Introducing Scooby Snacks!

13 spiders. WOLF

Ya I caught that and was editing as you were answering. HA! to funny. I'll take the hit and pass then. WOLF

weavus, is that your first snack?

Woohoo! Getting off of work early tonight!

Give me a bit to get home and I'll see if I can scrape up a puzzle.

Stay tuned!

going home early, scrapping up a puzzle? ....you do know the Giants are playing and they are going to win the NLCS tonight - right?

This one isn't too bad, for 3 Scooby Snacks:

Ha ha, made you think!

OK guys. I need your help.

There is a card trick I seen a few years back that I have used with great success.

It involves taking a shuffled deck of cards and have a spectator name two "face values" of some cards. Suits do not matter.
You will then proceed to find their named cards either a) right next to each other, or b) only one card apart.

It is important to keep in mind that if the first or second card in the deck is one of their cards,
and the 52nd and 51st card in the deck are one of the named cards, this is considered a win.
It's as if you cut the deck (or even can), you would find the cards within 2 of each other.

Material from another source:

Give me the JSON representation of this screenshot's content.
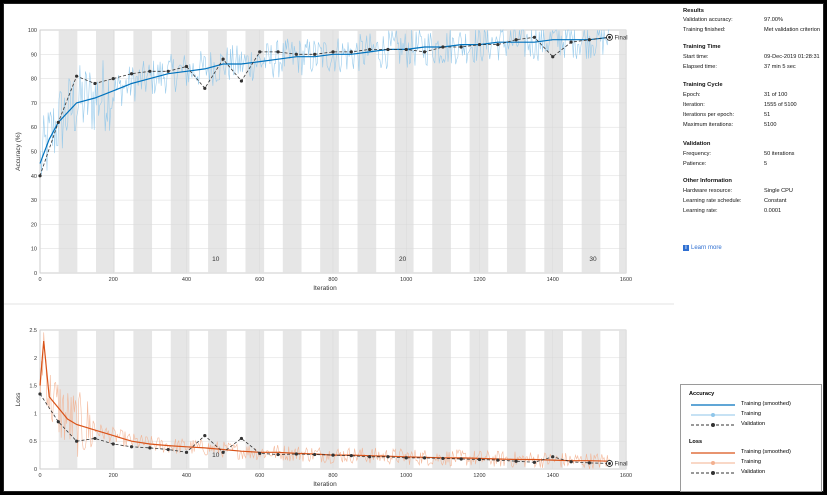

Also note, if they are cards 2 and 51, this is not a win, as they are not within 2 cards of each other. Again, cut the deck and you will see that they are 2 cards apart and do not count.

I want to know what the formula is to calculate the expected winning % of this card trick.

It must be ridiculously high. I have done this trick probably a couple of hundred times and only had if fail about a dozen times.

Anyone care to put this into a formula and tell me the expected winning %?